Wyatt fait la connaissance de 'Doc' Holliday qui, sous une apparence alcoolique, cache
une éducation et une culture évidentes.
Wyatt est séduit par le charme de Clementine Carter, arrivée par la diligence et venue
retrouver 'Doc' Holliday, son fiancé.

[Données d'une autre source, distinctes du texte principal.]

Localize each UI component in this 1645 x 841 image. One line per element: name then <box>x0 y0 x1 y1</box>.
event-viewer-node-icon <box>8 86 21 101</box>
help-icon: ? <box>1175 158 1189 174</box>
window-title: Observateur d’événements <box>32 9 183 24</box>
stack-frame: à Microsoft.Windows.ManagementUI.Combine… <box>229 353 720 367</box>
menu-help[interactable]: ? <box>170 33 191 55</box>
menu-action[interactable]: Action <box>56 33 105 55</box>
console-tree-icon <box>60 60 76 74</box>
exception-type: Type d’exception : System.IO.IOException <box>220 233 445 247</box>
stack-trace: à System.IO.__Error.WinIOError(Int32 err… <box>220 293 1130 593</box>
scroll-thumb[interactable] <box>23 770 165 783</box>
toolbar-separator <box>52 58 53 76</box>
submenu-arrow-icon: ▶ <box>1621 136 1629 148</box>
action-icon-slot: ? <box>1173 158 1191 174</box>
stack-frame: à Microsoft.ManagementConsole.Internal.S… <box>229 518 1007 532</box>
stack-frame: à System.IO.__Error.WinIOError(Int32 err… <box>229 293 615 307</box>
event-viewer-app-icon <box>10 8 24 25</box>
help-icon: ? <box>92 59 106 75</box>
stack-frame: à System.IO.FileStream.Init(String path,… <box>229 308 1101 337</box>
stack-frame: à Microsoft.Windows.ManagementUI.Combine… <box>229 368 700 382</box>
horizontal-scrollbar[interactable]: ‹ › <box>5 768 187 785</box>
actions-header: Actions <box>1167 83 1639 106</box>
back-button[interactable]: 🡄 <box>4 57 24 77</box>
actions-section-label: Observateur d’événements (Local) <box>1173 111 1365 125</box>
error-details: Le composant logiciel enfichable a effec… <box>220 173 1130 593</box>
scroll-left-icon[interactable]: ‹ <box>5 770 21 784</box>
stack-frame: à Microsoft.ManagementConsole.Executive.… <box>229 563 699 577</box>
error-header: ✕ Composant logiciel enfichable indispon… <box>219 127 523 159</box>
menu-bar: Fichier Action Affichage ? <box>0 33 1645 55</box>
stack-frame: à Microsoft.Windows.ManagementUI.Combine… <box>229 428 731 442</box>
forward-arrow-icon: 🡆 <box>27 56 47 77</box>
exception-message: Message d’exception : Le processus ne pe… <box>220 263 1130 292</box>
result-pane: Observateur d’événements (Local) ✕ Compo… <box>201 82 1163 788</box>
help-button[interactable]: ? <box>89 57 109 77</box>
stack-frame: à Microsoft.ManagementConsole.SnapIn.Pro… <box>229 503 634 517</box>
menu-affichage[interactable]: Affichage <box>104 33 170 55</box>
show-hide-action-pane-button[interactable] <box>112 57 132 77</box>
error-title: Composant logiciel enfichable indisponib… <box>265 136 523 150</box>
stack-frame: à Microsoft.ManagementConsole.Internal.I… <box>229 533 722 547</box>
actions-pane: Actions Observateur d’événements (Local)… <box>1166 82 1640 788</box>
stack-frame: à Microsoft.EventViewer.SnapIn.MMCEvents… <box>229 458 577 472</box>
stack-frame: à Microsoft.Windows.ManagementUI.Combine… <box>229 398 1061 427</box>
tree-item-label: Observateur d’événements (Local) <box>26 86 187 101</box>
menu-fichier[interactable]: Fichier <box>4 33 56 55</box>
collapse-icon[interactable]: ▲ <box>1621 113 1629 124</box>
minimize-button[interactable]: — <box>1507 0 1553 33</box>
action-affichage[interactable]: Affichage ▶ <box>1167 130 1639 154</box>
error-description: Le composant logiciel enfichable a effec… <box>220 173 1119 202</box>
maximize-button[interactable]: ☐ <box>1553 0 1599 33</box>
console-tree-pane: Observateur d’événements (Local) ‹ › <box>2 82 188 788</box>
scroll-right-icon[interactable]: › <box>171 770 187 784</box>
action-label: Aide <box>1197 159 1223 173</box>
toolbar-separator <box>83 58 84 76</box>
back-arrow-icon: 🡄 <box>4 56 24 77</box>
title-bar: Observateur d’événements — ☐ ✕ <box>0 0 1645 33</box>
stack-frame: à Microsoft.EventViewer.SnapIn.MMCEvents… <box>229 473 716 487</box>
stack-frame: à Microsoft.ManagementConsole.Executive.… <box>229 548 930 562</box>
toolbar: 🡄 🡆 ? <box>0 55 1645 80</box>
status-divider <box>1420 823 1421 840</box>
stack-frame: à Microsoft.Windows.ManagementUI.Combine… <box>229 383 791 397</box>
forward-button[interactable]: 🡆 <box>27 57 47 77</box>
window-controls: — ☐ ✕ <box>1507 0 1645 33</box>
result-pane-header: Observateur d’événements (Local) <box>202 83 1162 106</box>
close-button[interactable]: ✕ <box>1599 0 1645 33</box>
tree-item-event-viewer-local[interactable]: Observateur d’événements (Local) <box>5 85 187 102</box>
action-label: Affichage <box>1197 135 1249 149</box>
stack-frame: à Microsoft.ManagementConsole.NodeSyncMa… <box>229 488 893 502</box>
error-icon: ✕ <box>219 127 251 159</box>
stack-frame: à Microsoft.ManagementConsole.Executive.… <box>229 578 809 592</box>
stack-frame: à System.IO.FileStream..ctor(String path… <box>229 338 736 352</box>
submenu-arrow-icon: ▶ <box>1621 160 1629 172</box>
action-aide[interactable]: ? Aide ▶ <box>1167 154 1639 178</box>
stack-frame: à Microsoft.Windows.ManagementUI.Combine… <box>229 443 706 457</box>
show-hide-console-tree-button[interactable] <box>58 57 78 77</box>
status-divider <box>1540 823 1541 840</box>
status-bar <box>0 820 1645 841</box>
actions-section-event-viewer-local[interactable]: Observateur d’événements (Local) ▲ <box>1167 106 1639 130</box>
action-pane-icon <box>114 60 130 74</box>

Mais ce dernier a pour maîtresse l'impétueuse
Chihuahua ! De plus, il n'a aucune envie de retourner à Boston et de revenir à la
pratique de la médecine.
Grâce à Chihuahua, Wyatt Earp comprend que Billy Clanton est le meurtrier de James.
Johnny Ringo, l'un des hommes du vieux Clanton, abat alors la jeune femme. Puis Virgil
Earp tue Billy, avant d'être lui-même tué par le vieux Clanton.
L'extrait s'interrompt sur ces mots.